According to Section 92 of the Act, compulsory licences can also be issued suo motu by the Controller of Patents pursuant to a notification issued by the Central Government if there is either a “national emergency” or “extreme urgency” or in cases of “public non-commercial use”. The mechanism under this provision is set in motion by the Central Government when it notifies in the Official Gazette that extra-ordinary circumstances have dictated the grant of compulsory licences in relation to patents which help to address the exigency. However, Section 92(2) still requires a person interested to apply to the Controller for grant of a compulsory licence.

 

Instances of Compulsory Licensing in India thus Far

India’s first and only compulsory licence till date was granted by the Patent Office on March 9, 2012, to Natco Pharma, an Indian company, for the generic production of Bayer Corporation’s Nexavar, a drug used for the treatment of Liver and Kidney cancer. The three grounds mentioned under Section 84 of the Indian Patent Act were all met, i.e. Bayer’s drug left the reasonable requirements of the public were unsatisfied, it was not available to the public at a reasonably affordable price, and the patented invention was not being worked in the territory of India.

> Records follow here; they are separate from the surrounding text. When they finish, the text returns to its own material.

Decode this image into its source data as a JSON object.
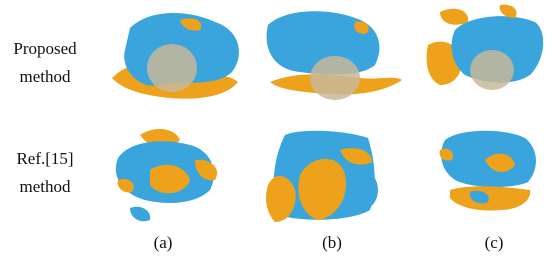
{
  "rows": [
    {
      "label_lines": [
        "Proposed",
        "method"
      ]
    },
    {
      "label_lines": [
        "Ref.[15]",
        "method"
      ]
    }
  ],
  "columns": [
    "(a)",
    "(b)",
    "(c)"
  ]
}
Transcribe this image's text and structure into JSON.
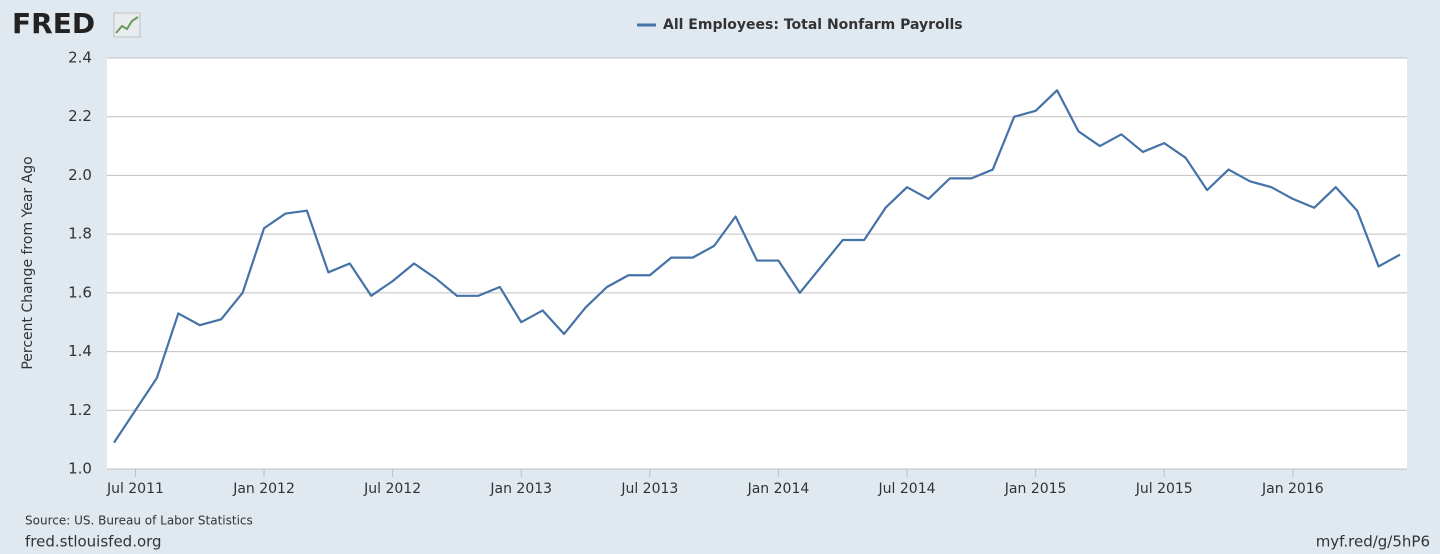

While Bayer offered the drug at the cost of Rs. 2.8 lakh for a month’s therapy, Natco Pharma had offered to sell the medicine at merely a fraction of that cost (Rs. 8,800).  The decision of this case indicated that as opposed to maintaining an extremely strict patent protection regime, the interest of public at large would be given more importance by the government. However, the decision also invited harsh criticisms from the large group of multinational companies, who felt that the issue of compulsory licences ought to be exercised in an even more stringent manner.

More recently, Mumbai-based BDR Pharmaceuticals has been seeking the grant of compulsory licence for the generic production of US drug maker Bristol-Myers Squibb’s anticancer drug Dasatinib, sold under the brand name Sprycel. The Patent Office rejected BDR’s application on the grounds that the company did not make enough efforts to obtain a voluntary licence for the drug. While this rejection was lauded by the international community and the multinational companies in particular, it seems that the issue of a compulsory licence for the drug may very well be on the cards, as citing the emergency of a public health crisis under Section 92 of the Patent Act, the Health Ministry has reportedly sought a waiver of patent rights for Dasatinib. Through a letter to the Department of Industrial Policy and Promotion (DIPP), the Health Ministry has allegedly stated that the cost of producing the drug will be met through government schemes, and that around half-a-dozen schemes will be initiated to fund the cost of making the drugs available to patients for public non-commercial use.